O i numerosi ciclisti che sfidano annualmente il Col d’Izoard, ambita tappa del Tour de France. O i bikers, che dispongono qui di chilometri di sentieri e piste per ogni difficoltà. Per non parlare di escursionisti a piedi o con gli asini, dei patiti del volo libero, dei pescatori di acqua dolce, degli alpinisti o di semplici famiglie con bambini. Tutti troveranno qui un’accoglienza familiare e un ambiente capace di svelarsi, giorno dopo giorno.
Sotto questo cielo, d’estate, non c’è solo la natura del Queyras, né soltanto l’esclusivo supermercato di Robert, né solo il privilegio della libertà di condividere segreti d’altri tempi.
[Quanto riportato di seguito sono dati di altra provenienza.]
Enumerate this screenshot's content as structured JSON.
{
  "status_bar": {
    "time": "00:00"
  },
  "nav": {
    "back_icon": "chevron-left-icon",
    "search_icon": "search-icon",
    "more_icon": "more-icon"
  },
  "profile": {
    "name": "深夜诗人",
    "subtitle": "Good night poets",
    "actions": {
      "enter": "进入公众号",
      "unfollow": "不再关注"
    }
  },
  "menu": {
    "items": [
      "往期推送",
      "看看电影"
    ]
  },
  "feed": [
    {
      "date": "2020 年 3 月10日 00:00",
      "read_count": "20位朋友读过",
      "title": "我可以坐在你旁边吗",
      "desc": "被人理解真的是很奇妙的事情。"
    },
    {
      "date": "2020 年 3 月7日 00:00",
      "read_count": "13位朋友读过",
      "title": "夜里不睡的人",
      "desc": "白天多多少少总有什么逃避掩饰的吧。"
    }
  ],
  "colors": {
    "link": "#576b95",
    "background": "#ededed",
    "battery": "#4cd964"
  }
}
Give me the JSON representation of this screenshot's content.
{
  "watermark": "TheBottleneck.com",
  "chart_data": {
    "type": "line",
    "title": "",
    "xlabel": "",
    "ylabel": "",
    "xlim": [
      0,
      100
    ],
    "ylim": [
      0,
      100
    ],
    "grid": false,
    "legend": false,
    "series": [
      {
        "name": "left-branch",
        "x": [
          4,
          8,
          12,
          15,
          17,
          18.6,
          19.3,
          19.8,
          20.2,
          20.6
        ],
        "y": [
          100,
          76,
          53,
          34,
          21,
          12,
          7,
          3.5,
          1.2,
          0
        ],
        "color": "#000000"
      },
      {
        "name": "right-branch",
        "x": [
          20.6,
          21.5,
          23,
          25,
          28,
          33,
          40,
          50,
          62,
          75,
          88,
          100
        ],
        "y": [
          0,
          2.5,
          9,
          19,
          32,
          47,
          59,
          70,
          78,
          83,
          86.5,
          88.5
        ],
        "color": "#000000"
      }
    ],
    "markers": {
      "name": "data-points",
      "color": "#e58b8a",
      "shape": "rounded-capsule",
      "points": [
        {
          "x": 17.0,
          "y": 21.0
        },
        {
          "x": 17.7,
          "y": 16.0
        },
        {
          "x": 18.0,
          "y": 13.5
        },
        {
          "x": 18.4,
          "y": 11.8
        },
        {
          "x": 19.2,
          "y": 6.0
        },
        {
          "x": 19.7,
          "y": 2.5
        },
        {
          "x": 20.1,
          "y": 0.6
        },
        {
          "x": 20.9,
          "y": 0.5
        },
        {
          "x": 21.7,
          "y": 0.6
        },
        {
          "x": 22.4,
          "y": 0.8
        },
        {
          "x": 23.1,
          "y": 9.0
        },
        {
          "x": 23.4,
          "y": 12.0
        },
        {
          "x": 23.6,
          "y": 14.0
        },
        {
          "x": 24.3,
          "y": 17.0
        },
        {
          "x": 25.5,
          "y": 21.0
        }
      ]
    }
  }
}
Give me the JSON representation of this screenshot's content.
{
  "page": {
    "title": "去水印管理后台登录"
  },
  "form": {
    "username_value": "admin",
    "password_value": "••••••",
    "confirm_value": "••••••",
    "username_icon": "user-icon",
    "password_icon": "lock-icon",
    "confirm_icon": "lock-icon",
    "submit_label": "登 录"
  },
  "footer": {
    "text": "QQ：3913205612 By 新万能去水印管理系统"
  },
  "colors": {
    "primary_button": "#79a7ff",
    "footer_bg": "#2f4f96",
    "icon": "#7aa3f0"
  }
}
Qui vanno in scena anche la cultura, l’arte, il cinema. “Grandeur Nature” (5 luglio – 14 agosto 2010) è un festival internazionale dal calendario ambizioso quanto prestigioso, che propone installazioni e creazioni en-plein-air, proiezioni notturne in alta definizione stesi sui prati rischiarati dalla luna, testimonianze di una nuova ecologia che guarda alla tradizione ma comunica con gli strumenti dell’era 2.0.
Il Queyras di cui sono testimone è dunque un ponte: un luogo di confine che lega terre e culture nel segno della sua natura maestosa, e che scandisce con la vita dei suoi abitanti un nuovo tempo. Il tempo di un ritmo ritrovato con le origini dell’ambiente e di noi stessi, l’approccio ecologico ad un territorio, lo sfruttamento sostenibile delle risorse animali e vegetali, un’accoglienza che comprende una rieducazione alimentare, abitativa, comportamentale. Ecco il segreto da condividere.